Figure 2 shows a flow chart published by the HPA, which captures the interim UK guidelines on management of close community contacts very well.5
To reiterate, the key points from the interim guideline are that:
• Antibiotics should be administered both to the mother and baby if either develops iGAS disease in the neonatal period (the first 28 days of life).
• Antibiotics should not be routinely administered to all contacts of GAS cases.
• Close contacts must be educated regarding the signs and symptoms of GAS and asked to report them, if any, in the following 30 days.
Should household contacts of women with group A streptococcus be given prophylactic treatment? The risk of invasive disease among household contacts from an index patient who has invasive disease has not been established. Health authorities have differing views.
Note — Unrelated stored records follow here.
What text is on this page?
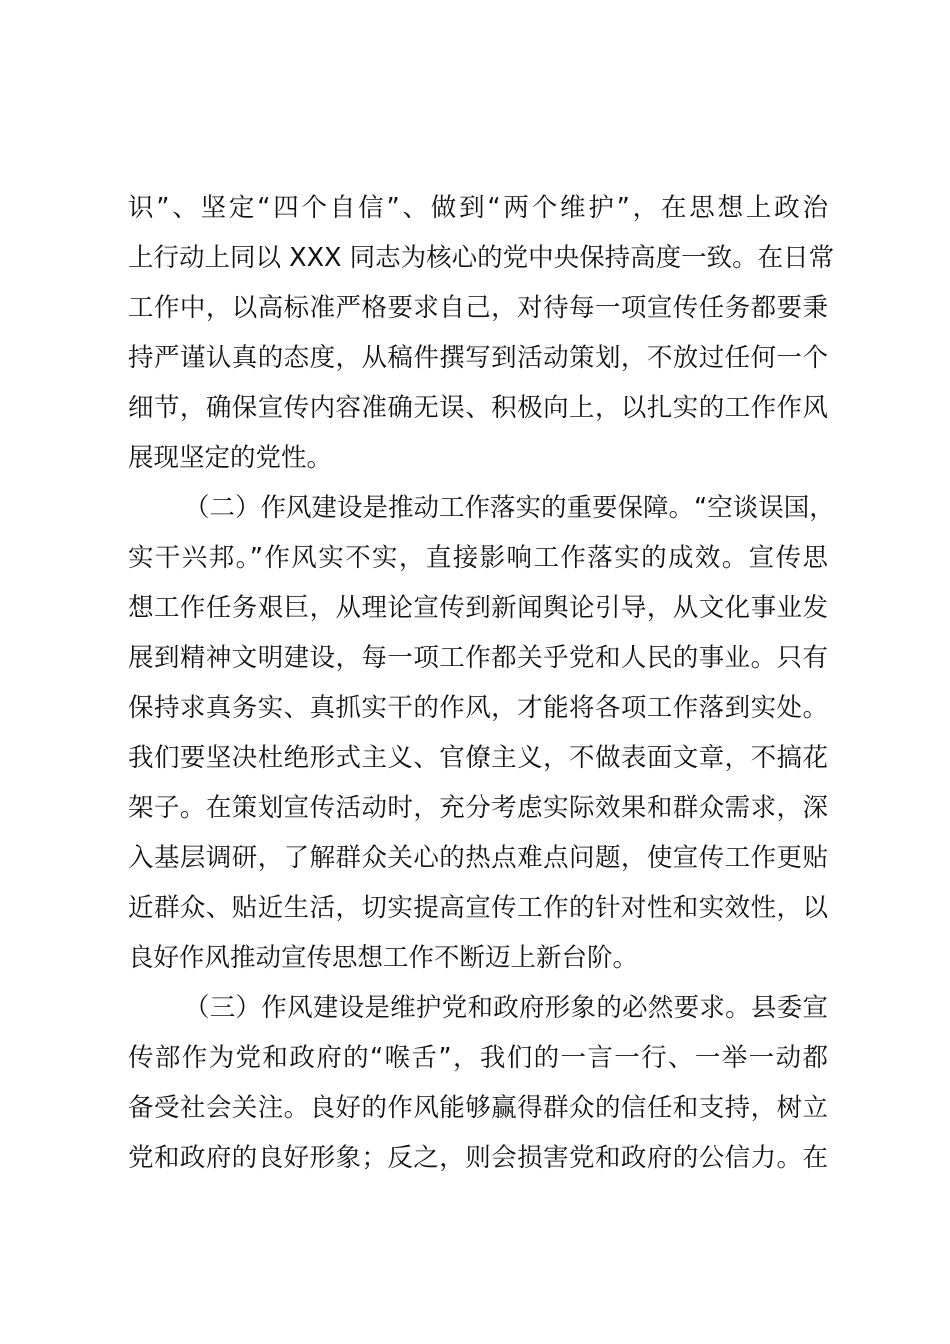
识”、坚定“四个自信”、做到“两个维护”，在思想上政治
上行动上同以 XXX 同志为核心的党中央保持高度一致。在日常
工作中，以高标准严格要求自己，对待每一项宣传任务都要秉
持严谨认真的态度，从稿件撰写到活动策划，不放过任何一个
细节，确保宣传内容准确无误、积极向上，以扎实的工作作风
展现坚定的党性。
（二）作风建设是推动工作落实的重要保障。“空谈误国，
实干兴邦。”作风实不实，直接影响工作落实的成效。宣传思
想工作任务艰巨，从理论宣传到新闻舆论引导，从文化事业发
展到精神文明建设，每一项工作都关乎党和人民的事业。只有
保持求真务实、真抓实干的作风，才能将各项工作落到实处。
我们要坚决杜绝形式主义、官僚主义，不做表面文章，不搞花
架子。在策划宣传活动时，充分考虑实际效果和群众需求，深
入基层调研，了解群众关心的热点难点问题，使宣传工作更贴
近群众、贴近生活，切实提高宣传工作的针对性和实效性，以
良好作风推动宣传思想工作不断迈上新台阶。
（三）作风建设是维护党和政府形象的必然要求。县委宣
传部作为党和政府的“喉舌”，我们的一言一行、一举一动都
备受社会关注。良好的作风能够赢得群众的信任和支持，树立
党和政府的良好形象；反之，则会损害党和政府的公信力。在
The interim Strep-EURO report from 2003, which is based on a comprehensive literature review, concludes that 2000 household contacts would have to be treated to prevent one case of invasive disease. The evidence did not, therefore, support giving chemoprophylaxis to all household contacts.5 Addressing this ethical issue, a further report from the HPA in 2005 suggested educating household contacts about early warning signs and seeking medical advice if they have any.39 Similarly, the Center for Disease Control and Prevention in Atlanta, USA, held a workshop for the prevention of iGAS disease and concluded that routine screening or chemoprophylaxis of patients were not recommended but that practitioners could choose at-risk patients and offer chemoprophylaxis.40
Group A streptococcus has been the cause of sporadic cases of fatal puerperal sepsis. There have been reports of an increasing incidence, especially during winter months following outbreaks of viral infections.
Clinicians must maintain a high degree of suspicion and investigate cautiously when evaluating a septic woman. Parenteral antibiotics are the first line of management, even before diagnosis can be established, to combat rapid progression of this disease. If a woman does not respond to antibiotics, other localising signs must be looked for and acted upon promptly.
Multidisciplinary input is vital and, therefore, all relevant specialties must be alerted. If clusters of septic women present, epidemiological investigation must be carried out to identify strains and investigations must be carried out to identify potential chronic carriers. Healthcare workers are possible sources or carriers of infection. Where they are in contact with infected women, healthcare workers need to be screened and treated.